Writing about marijuana-infused foods is a dubious proposition, to say the least. Consider the unfortunate case of New York Times columnist Maureen Dowd, whose recent ill-advised over-consumption of THC-laden candy resulted in a nasty bout of propaganda-film-worthy paranoia and, worse, a horrendous article that likely cost her whatever little shred of cool cred she had left.

The latest seasoned media vet to enter this brave new world of psychoactive culinary exploration is none other than acclaimed James Beard Award-winning food critic Jeffrey Steingarten, who travels to stoner-friendly Colorado on assignment for Vogue. His mission: "to experience, or reexperience, the joy of cooking with cannabis." His accomplishment: coming away from a weed-filled weekend in the Rockies looking like less of a fuddy-duddy than Dowd, albeit just as much of a lightweight. The guy takes two puffs of a joint, becomes "incomprehensibly high" and quickly develops a new appreciation for French fries. Not exactly breaking new ground here.

Despite devoting an extensive 4,179 words to the subject, Steingarten offers scarcely any insights into ganja-enhanced gastronomy at all, save for a breezy overview of what he gleaned from reading a few cannabis-themed cookbooks.

The most intelligent tidbit comes from Jessica Catalano's The Ganja Kitchen Revolution — "that marijuana is an herb, that each strain has its own aroma and taste, and that in cooking it should play its part in creating the flavor of the dish, just like sage or tarragon." But, it's an idea that Steingarten doesn't even bother to test-out because: (a) his modest high-end-fashion-magazine budget doesn't afford him a smorgasbord of strains to choose from, and (b) he doesn't really like the smell of weed, anyway.

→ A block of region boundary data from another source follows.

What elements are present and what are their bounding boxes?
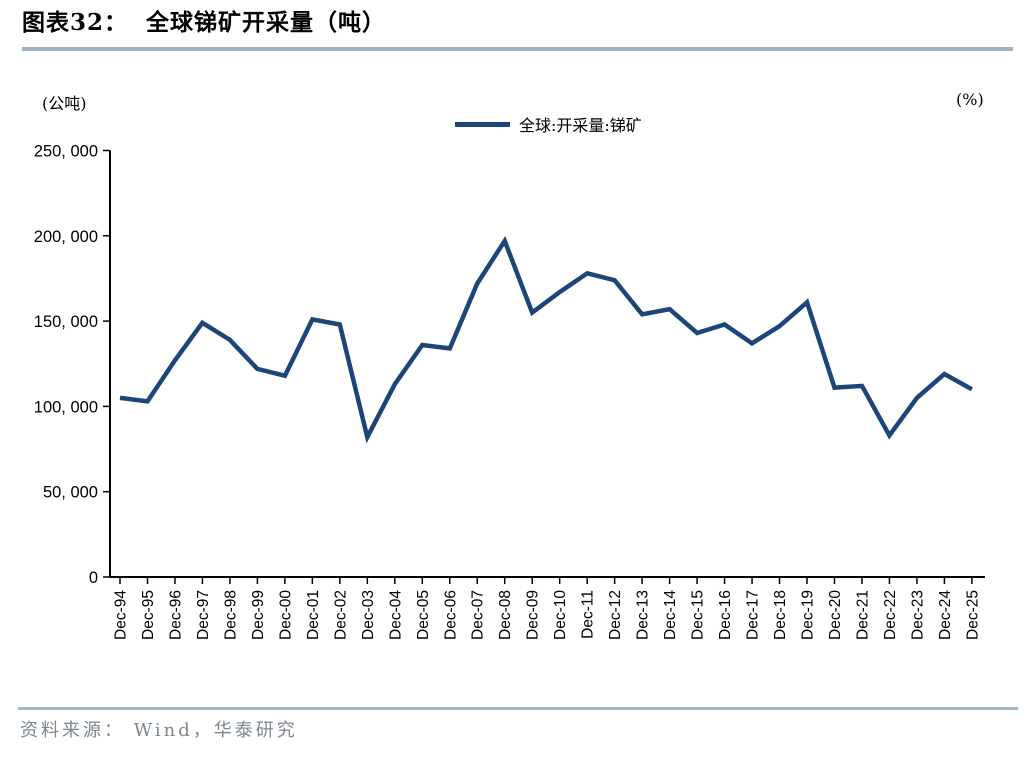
legend-series-label: 全球:开采量:锑矿 bbox=[519, 116, 642, 135]
figure-number-label: 图表32： bbox=[22, 9, 129, 36]
y-axis-tick-label: 200, 000 bbox=[34, 228, 98, 246]
y-axis-tick-label: 250, 000 bbox=[34, 143, 98, 161]
x-axis-tick-label: Dec-08 bbox=[497, 590, 514, 640]
x-axis-tick-label: Dec-24 bbox=[937, 590, 954, 640]
figure-header: 图表32： 全球锑矿开采量（吨） bbox=[22, 6, 1014, 40]
x-axis-tick-label: Dec-22 bbox=[882, 590, 899, 640]
x-axis-tick-label: Dec-14 bbox=[662, 590, 679, 640]
page-title: 图表32： 全球锑矿开采量（吨） bbox=[22, 6, 1014, 40]
y-axis-tick-label: 0 bbox=[89, 569, 98, 587]
x-axis-tick-label: Dec-20 bbox=[827, 590, 844, 640]
x-axis-tick-label: Dec-98 bbox=[222, 590, 239, 640]
y-axis-tick-label: 50, 000 bbox=[43, 484, 98, 502]
x-axis-tick-label: Dec-95 bbox=[140, 590, 157, 640]
x-axis-tick-label: Dec-94 bbox=[113, 590, 130, 640]
title-underline-rule bbox=[22, 47, 1013, 51]
left-axis-unit-label: (公吨) bbox=[42, 94, 87, 113]
x-axis-tick-label: Dec-25 bbox=[964, 590, 981, 640]
x-axis-tick-label: Dec-10 bbox=[552, 590, 569, 640]
x-axis-tick-label: Dec-05 bbox=[415, 590, 432, 640]
x-axis-tick-label: Dec-16 bbox=[717, 590, 734, 640]
x-axis-tick-label: Dec-99 bbox=[250, 590, 267, 640]
x-axis-tick-label: Dec-00 bbox=[277, 590, 294, 640]
chart-legend: 全球:开采量:锑矿 bbox=[455, 112, 642, 136]
x-axis-tick-label: Dec-01 bbox=[305, 590, 322, 640]
figure-title-text: 全球锑矿开采量（吨） bbox=[146, 9, 387, 36]
x-axis-tick-label: Dec-12 bbox=[607, 590, 624, 640]
legend-line-swatch bbox=[455, 121, 510, 127]
x-axis-tick-label: Dec-06 bbox=[442, 590, 459, 640]
y-axis-tick-label: 150, 000 bbox=[34, 313, 98, 331]
x-axis-tick-label: Dec-03 bbox=[360, 590, 377, 640]
series-line bbox=[119, 235, 973, 444]
x-axis-tick-label: Dec-02 bbox=[332, 590, 349, 640]
source-attribution: 资料来源： Wind，华泰研究 bbox=[20, 720, 298, 741]
x-axis-tick-label: Dec-19 bbox=[800, 590, 817, 640]
x-axis-tick-label: Dec-23 bbox=[909, 590, 926, 640]
x-axis-tick-label: Dec-13 bbox=[635, 590, 652, 640]
x-axis-tick-label: Dec-04 bbox=[387, 590, 404, 640]
x-axis-tick-label: Dec-11 bbox=[580, 590, 597, 639]
x-axis-tick-label: Dec-96 bbox=[167, 590, 184, 640]
footer-rule bbox=[18, 707, 1018, 710]
x-axis-tick-label: Dec-07 bbox=[470, 590, 487, 640]
x-axis-tick-label: Dec-17 bbox=[745, 590, 762, 640]
x-axis-tick-label: Dec-97 bbox=[195, 590, 212, 640]
x-axis-tick-label: Dec-18 bbox=[772, 590, 789, 640]
x-axis-tick-label: Dec-15 bbox=[690, 590, 707, 640]
right-axis-unit-label: (%) bbox=[956, 90, 984, 109]
x-axis-tick-label: Dec-09 bbox=[525, 590, 542, 640]
y-axis-tick-label: 100, 000 bbox=[34, 398, 98, 416]
x-axis-tick-label: Dec-21 bbox=[854, 590, 871, 640]
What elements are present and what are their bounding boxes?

In fact, Steingarten doesn't do much cooking to speak of, apart from adding a few drops of THC oil to his wife's yogurt, baking some bad cookies and later whipping up a batch of the sacred Hindu beverage called bhang, which actually turned out to be quite delicious.

Steingarten even takes a swipe at Alice B. Toklas' infamous 1954 recipe for "Haschich Fudge," which he says "tastes unpleasant and won't do anything for you." As someone who's actually tested the Toklas recipe, this writer can confirm Steingarten's assessment of the flavor profile, anyway. But, rest assured, with a few minor tweaks, ol' Alice's formula works just fine.

Drawing little to no conclusion from his long, strange trip, Steingarten leaves us with merely a reference to one of Colorado's state songs: John Denver's "Rocky Mountain High."